Ajoutons à ces fondamentaux de l’économie des atouts comme la présence de spécialistes de l’ingénierie, des finances, du marketing ; l’existence d’infrastructures de transport (port, aéroport, rail, transporteurs routiers) ; le niveau de la fiscalité locale.
Sans posséder toutes les cartes en mains, Nantes/Saint-Nazaire dispose de suffisamment d’atouts pour séduire les Français et, par conséquent, attirer les entreprises. En témoigne la croissance de sa population. Mais ce cercle vertueux n’excède guère les frontières nationales. Au-delà, même en Europe, la capacité d’attraction de Nantes/Saint-Nazaire reste faible, voire inexistante.
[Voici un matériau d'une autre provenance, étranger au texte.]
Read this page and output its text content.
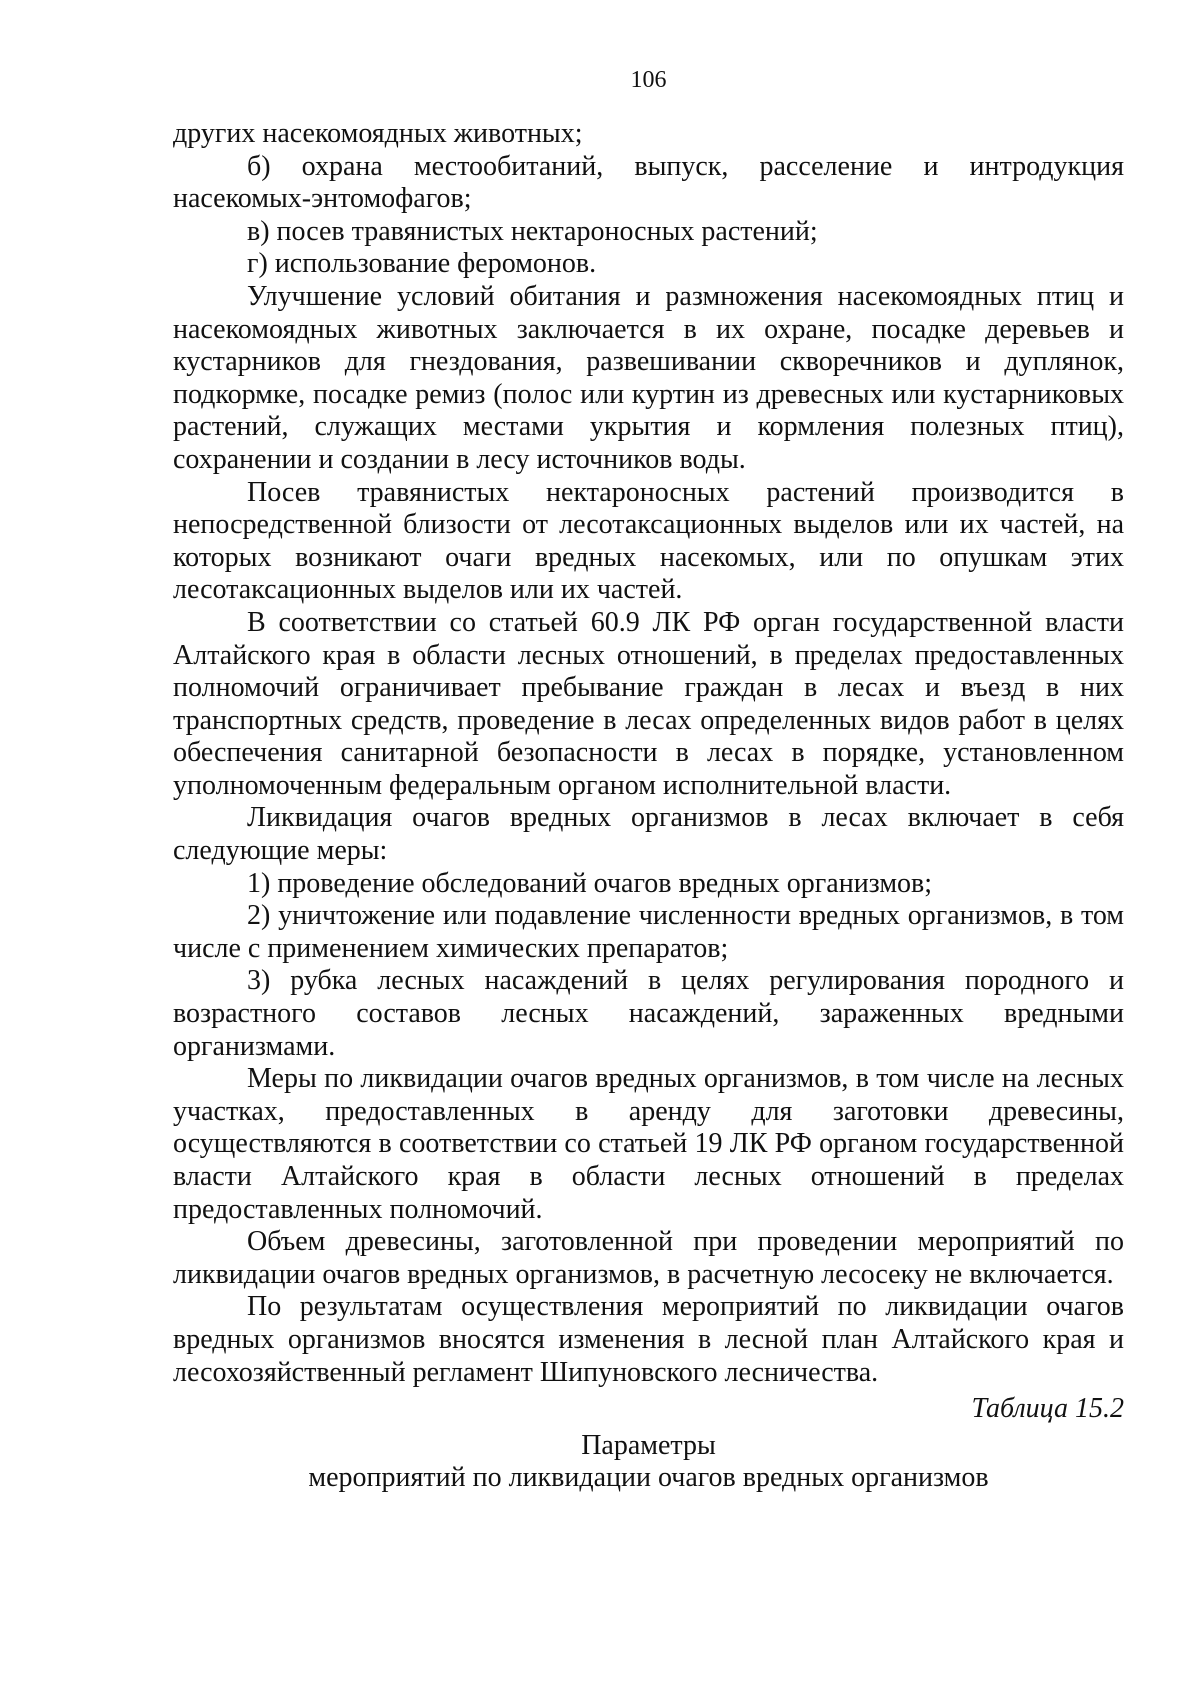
106

других насекомоядных животных;

б) охрана местообитаний, выпуск, расселение и интродукция насекомых-энтомофагов;

в) посев травянистых нектароносных растений;

г) использование феромонов.

Улучшение условий обитания и размножения насекомоядных птиц и насекомоядных животных заключается в их охране, посадке деревьев и кустарников для гнездования, развешивании скворечников и дуплянок, подкормке, посадке ремиз (полос или куртин из древесных или кустарниковых растений, служащих местами укрытия и кормления полезных птиц), сохранении и создании в лесу источников воды.

Посев травянистых нектароносных растений производится в непосредственной близости от лесотаксационных выделов или их частей, на которых возникают очаги вредных насекомых, или по опушкам этих лесотаксационных выделов или их частей.

В соответствии со статьей 60.9 ЛК РФ орган государственной власти Алтайского края в области лесных отношений, в пределах предоставленных полномочий ограничивает пребывание граждан в лесах и въезд в них транспортных средств, проведение в лесах определенных видов работ в целях обеспечения санитарной безопасности в лесах в порядке, установленном уполномоченным федеральным органом исполнительной власти.

Ликвидация очагов вредных организмов в лесах включает в себя следующие меры:

1) проведение обследований очагов вредных организмов;

2) уничтожение или подавление численности вредных организмов, в том числе с применением химических препаратов;

3) рубка лесных насаждений в целях регулирования породного и возрастного составов лесных насаждений, зараженных вредными организмами.

Меры по ликвидации очагов вредных организмов, в том числе на лесных участках, предоставленных в аренду для заготовки древесины, осуществляются в соответствии со статьей 19 ЛК РФ органом государственной власти Алтайского края в области лесных отношений в пределах предоставленных полномочий.

Объем древесины, заготовленной при проведении мероприятий по ликвидации очагов вредных организмов, в расчетную лесосеку не включается.

По результатам осуществления мероприятий по ликвидации очагов вредных организмов вносятся изменения в лесной план Алтайского края и лесохозяйственный регламент Шипуновского лесничества.

Таблица 15.2
Параметры
мероприятий по ликвидации очагов вредных организмов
Le défi lancé à Nantes/Saint-Nazaire pour la ou les décennies à venir est de séduire aussi les Européens.
Pour cela il est indispensable d’élaborer une stratégie (objectifs, parcours, moyens) avec les acteurs et partenaires concernés (Université, Chambres de commerce, Port, entreprises, acteurs du tourisme, de la culture, Cité des congrès…) du territoire et, plus largement, de l’Ouest Atlantique.
Sans préjuger de cette stratégie à bâtir, on peut d’emblée affirmer qu’elle nécessitera de s’étalonner. Nantes/Saint-Nazaire ne doit plus seulement se comparer à Rennes, Bordeaux, Lyon ou Lille, mais aussi à Anvers, Düsseldorf, Édimbourg, Bilbao, Bologne, Brème… Elle devra aussi donner une dimension internationale aux facteurs qui concourent pour l’instant à l’attractivité de Nantes. Elle devra les mettre en conjonction et en faire la promotion.

S’évaluer pour évoluer
Changer de cour suppose de mesurer ses forces et faiblesses dans le champ de l’Europe. Cela peut être fait à partir, par exemple, de la grille proposée par le professeur Panayotis Soldatos, de l’Université de Montréal 1 :

• Situation géographique avec les atouts (le port par exemple) et les handicaps (éloignement du centre de l’Europe).
• Émission/réception de flux économiques avec l’étranger (commerce, investissements, capitaux, services…)
• Présence d’acteurs internationaux : entreprises, organisations internationales gouvernementales ou non…. (ex Interpol à Lyon).
• Émission/réception de personnes : touristes, étudiants, chercheurs, cadres….
• Communications directes avec l’étranger : port, aéroport, TGV…
• Médias tournés vers l’International (par exemple Euronews à Lyon, CNN à Atlanta)
• Services, équipements, conseils de niveau international : recherche et développement, Télécoms, finances, assurances, audits, avocats, palais des congrès…
• Événements économiques, socioculturels et/ou sportifs de niveau et de notoriété international(e). Festival, colloques, congrès (pensons à Seattle ou à Davos,…) compétitions sportives. Il faut que certains de ces événements soient récurrents.
• Appareil de paradiplomatie : services ayant pour vocation l’international, consulats…
• Alliances stratégiques avec les villes étrangères hors des jumelages classiques.
• Éléments de cosmopolitisme. Les groupes ethniques peuvent être le support d’échanges et de coopérations internationaux.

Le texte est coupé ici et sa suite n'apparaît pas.